Várias são as razões para que possa haver conciliação em ações de improbidade administrativa, pois nem sempre a condenação atende ao melhor interesse público. A conciliação, além de alcançar a benfazeja política nacional do Conselho Nacional de Justiça, é também estimulada pelo Código de Processo Civil nesse mesmo sentido, pois caminha ao encontro da conciliação, como solução célere e eficaz para o processo (ver artigos 165 e seguintes do CPC).

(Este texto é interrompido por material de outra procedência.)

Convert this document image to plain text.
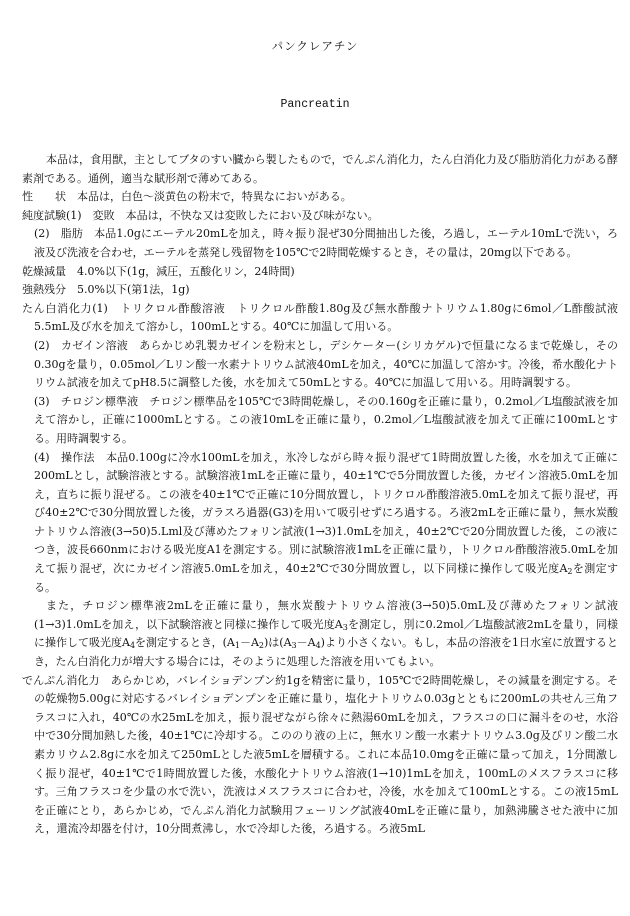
パンクレアチン
Pancreatin

本品は，食用獣，主としてブタのすい臓から製したもので，でんぷん消化力，たん白消化力及び脂肪消化力がある酵素剤である。通例，適当な賦形剤で薄めてある。

性　　状　本品は，白色～淡黄色の粉末で，特異なにおいがある。

純度試験(1)　変敗　本品は，不快な又は変敗したにおい及び味がない。

(2)　脂肪　本品1.0gにエーテル20mLを加え，時々振り混ぜ30分間抽出した後，ろ過し，エーテル10mLで洗い，ろ液及び洗液を合わせ，エーテルを蒸発し残留物を105℃で2時間乾燥するとき，その量は，20mg以下である。

乾燥減量　4.0%以下(1g，減圧，五酸化リン，24時間)

強熱残分　5.0%以下(第1法，1g)

たん白消化力(1)　トリクロル酢酸溶液　トリクロル酢酸1.80g及び無水酢酸ナトリウム1.80gに6mol／L酢酸試液5.5mL及び水を加えて溶かし，100mLとする。40℃に加温して用いる。

(2)　カゼイン溶液　あらかじめ乳製カゼインを粉末とし，デシケーター(シリカゲル)で恒量になるまで乾燥し，その0.30gを量り，0.05mol／Lリン酸一水素ナトリウム試液40mLを加え，40℃に加温して溶かす。冷後，希水酸化ナトリウム試液を加えてpH8.5に調整した後，水を加えて50mLとする。40℃に加温して用いる。用時調製する。

(3)　チロジン標準液　チロジン標準品を105℃で3時間乾燥し，その0.160gを正確に量り，0.2mol／L塩酸試液を加えて溶かし，正確に1000mLとする。この液10mLを正確に量り，0.2mol／L塩酸試液を加えて正確に100mLとする。用時調製する。

(4)　操作法　本品0.100gに冷水100mLを加え，氷冷しながら時々振り混ぜて1時間放置した後，水を加えて正確に200mLとし，試験溶液とする。試験溶液1mLを正確に量り，40±1℃で5分間放置した後，カゼイン溶液5.0mLを加え，直ちに振り混ぜる。この液を40±1℃で正確に10分間放置し，トリクロル酢酸溶液5.0mLを加えて振り混ぜ，再び40±2℃で30分間放置した後，ガラスろ過器(G3)を用いて吸引せずにろ過する。ろ液2mLを正確に量り，無水炭酸ナトリウム溶液(3→50)5.Lml及び薄めたフォリン試液(1→3)1.0mLを加え，40±2℃で20分間放置した後，この液につき，波長660nmにおける吸光度A1を測定する。別に試験溶液1mLを正確に量り，トリクロル酢酸溶液5.0mLを加えて振り混ぜ，次にカゼイン溶液5.0mLを加え，40±2℃で30分間放置し，以下同様に操作して吸光度$A_2$を測定する。

また，チロジン標準液2mLを正確に量り，無水炭酸ナトリウム溶液(3→50)5.0mL及び薄めたフォリン試液(1→3)1.0mLを加え，以下試験溶液と同様に操作して吸光度$A_3$を測定し，別に0.2mol／L塩酸試液2mLを量り，同様に操作して吸光度$A_4$を測定するとき，$(A_1-A_2)$は$(A_3-A_4)$より小さくない。もし，本品の溶液を1日水室に放置するとき，たん白消化力が増大する場合には，そのように処理した溶液を用いてもよい。

でんぷん消化力　あらかじめ，バレイショデンプン約1gを精密に量り，105℃で2時間乾燥し，その減量を測定する。その乾燥物5.00gに対応するバレイショデンプンを正確に量り，塩化ナトリウム0.03gとともに200mLの共せん三角フラスコに入れ，40℃の水25mLを加え，振り混ぜながら徐々に熱湯60mLを加え，フラスコの口に漏斗をのせ，水浴中で30分間加熱した後，40±1℃に冷却する。こののり液の上に，無水リン酸一水素ナトリウム3.0g及びリン酸二水素カリウム2.8gに水を加えて250mLとした液5mLを層積する。これに本品10.0mgを正確に量って加え，1分間激しく振り混ぜ，40±1℃で1時間放置した後，水酸化ナトリウム溶液(1→10)1mLを加え，100mLのメスフラスコに移す。三角フラスコを少量の水で洗い，洗液はメスフラスコに合わせ，冷後，水を加えて100mLとする。この液15mLを正確にとり，あらかじめ，でんぷん消化力試験用フェーリング試液40mLを正確に量り，加熱沸騰させた液中に加え，還流冷却器を付け，10分間煮沸し，水で冷却した後，ろ過する。ろ液5mL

Outras legislações, destacadamente após 2012, passaram a prever acordos perante a Administração Pública; dentre estas, a que mais se destaca, a nosso sentir, é a modificação empreendida pela Lei 13.129/15, que alterou a Lei de Arbitragem (Lei 9.307/96), onde se possibilita ao Poder Público submeter-se à arbitragem, desde que se trate de interesses disponíveis (há outras, como, por exemplo, a Lei nº. 13.140/15).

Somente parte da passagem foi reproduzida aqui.